Friday, July 22, 2016

The Heck With It, Set Up as Many Graven Images as You Like

What do you have to do to get a statue erected in your honour?  I don't mean building one yourself.  Any megalomaniac with an abundance of money and a deficit in taste can do that.  Such self erected monuments are little more than exercises in public masturbation and they're loads of fun for everyone.  For the person who commissioned it they're public proof that he can do whatever he wants no matter how crass or tacky, for those who actually built it its gainful employment.  Visitors from other lands get a private chuckle and a sense of smug superiority in how much better governed their nation is and finally of course the oppressed masses get something to tear down during the inevitable uprising.  Fun for the whole family.

No, what I'm asking is what do you have to do to get others to put up a statue to you?  No doubt they have other things to do with their lives and money so what would make a group of virtual strangers think a poor quality 3D representation of you is a valid use of resources?  Military victory is a traditional reason but it's by no means guaranteed.  Considering the number or wars our species has fought and the number of victorious generals we've produced as a consequence the planet would be entirely covered in statues if that was the only requirement.  Achievement in some other, less violent, activity is occasionally rewarded with a lump of stone gouged to roughly resemble what people think you look like but that's even less certain.  For starters somebody actually has to be impressed by your putative achievements.

Religion is probably the most certain method but it does rather require that you become a religious figure which is sometimes difficult to manage.  In addition certain religions (ironically including Christianity) have strictures about setting up graven images.  Thus not even religion is a guarantee of being semi-immortalised in stone.

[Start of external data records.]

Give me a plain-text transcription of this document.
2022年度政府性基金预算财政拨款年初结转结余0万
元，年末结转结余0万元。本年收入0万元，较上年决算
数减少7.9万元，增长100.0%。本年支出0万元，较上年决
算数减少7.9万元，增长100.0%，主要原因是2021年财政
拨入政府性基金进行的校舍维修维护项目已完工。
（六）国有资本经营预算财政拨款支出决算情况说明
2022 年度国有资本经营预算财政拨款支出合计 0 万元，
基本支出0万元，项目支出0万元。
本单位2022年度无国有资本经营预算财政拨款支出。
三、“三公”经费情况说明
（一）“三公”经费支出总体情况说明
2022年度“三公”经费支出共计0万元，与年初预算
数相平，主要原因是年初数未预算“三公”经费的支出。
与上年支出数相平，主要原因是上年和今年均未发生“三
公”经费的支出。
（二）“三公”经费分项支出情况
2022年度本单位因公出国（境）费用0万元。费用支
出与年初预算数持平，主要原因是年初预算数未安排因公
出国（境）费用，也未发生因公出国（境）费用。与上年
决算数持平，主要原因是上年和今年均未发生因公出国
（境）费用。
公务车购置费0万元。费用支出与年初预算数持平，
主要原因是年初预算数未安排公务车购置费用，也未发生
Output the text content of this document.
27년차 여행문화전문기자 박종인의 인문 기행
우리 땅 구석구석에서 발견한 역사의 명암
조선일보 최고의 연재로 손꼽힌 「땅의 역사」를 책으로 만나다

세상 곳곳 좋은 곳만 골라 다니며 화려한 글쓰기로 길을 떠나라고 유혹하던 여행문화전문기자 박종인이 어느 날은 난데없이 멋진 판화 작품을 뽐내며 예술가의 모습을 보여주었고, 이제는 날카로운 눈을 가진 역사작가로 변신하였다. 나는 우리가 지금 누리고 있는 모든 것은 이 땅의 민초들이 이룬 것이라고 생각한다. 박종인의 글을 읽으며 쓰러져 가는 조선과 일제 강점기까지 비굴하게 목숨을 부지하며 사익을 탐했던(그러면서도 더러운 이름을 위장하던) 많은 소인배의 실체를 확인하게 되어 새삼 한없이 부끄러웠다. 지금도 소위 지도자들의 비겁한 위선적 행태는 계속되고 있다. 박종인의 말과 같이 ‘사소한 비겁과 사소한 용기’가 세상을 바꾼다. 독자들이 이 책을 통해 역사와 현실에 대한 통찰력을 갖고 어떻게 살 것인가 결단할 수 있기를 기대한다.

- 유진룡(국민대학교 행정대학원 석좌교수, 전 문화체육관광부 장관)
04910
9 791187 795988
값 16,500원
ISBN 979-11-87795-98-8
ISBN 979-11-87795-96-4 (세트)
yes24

Fear not for an answer to the question has arrived to us from the expanses of Russia.  To get a statue apparently what you have to do is murder a whole bunch of people and then wait several centuries.  The officials of the city of Oryol in Russia are apparently planning to erect a statue to Tsar Ivan the Terrible in time for the city's 450th birthday celebrations.  There is a reason; Ivan apparently founded the place by commanding that a fortress be built in the location.  It wasn't a particularly good place for a fortress and over the years the fortress and the city which grew up around it were conquered, occupied, overrun and sacked on a semi regular basis.  A suggestion was made that the fortress be moved somewhere a little more defensible but apparently was lost in committee.

Now after some four and a half centuries of nervous existence the city has decided to honour the man who didn't think it was necessary to build a fortress at the top of a hill for example.  Or at least the city authorities have, the actual citizens seem to be appalled for very good reasons.  Ivan probably isn't the sort of guy you want to hold up as an example to others.  Possibly Ivan the Terrible's biggest fan was Josef Stalin, enough said.

In many ways Ivan would appear to be statue material.  During his reign the Crimean Khanate was finally conquered and the first serious attempts to exploit Siberia were made.  By the time Ivan died Russian authority extended to the Pacific Ocean and the nation itself had gone from a middle rank country to a genuine power.  It was just a pity there were so few Russians left alive to enjoy this state of affairs.  Well educated, widely read and highly intelligent Ivan was also a paranoid, murderous nutcase.  Perhaps his most lasting "gift" to the Russian people was the Oprichniki a ruthless, murderous secret police force which operated with pretty much total impunity outside the control of the regular state apparatus and whose influence can be seen in the Cheka, the NKVD, the KGB and the current FSB.  With the eager assistance of the Oprichniki Ivan contrived to kill approximately sixty thousand of his subjects.  This may not seem like much by modern standards but in the 1400s there were fewer people around to be murdered and the methods of doing so were laborious and operated mostly by hand.

The suggestion that a statue be erected to Ivan the Terrible has sparked a rare unanimity in Russian politcal circles.  Everyone from the most wild eyed democracy activist to the most shameless Kremlin lickspittle is apparently horrified by the suggestion.  Ivan the Terrible: Bringing the Russian People Together.  Maybe he does deserve a statue after all.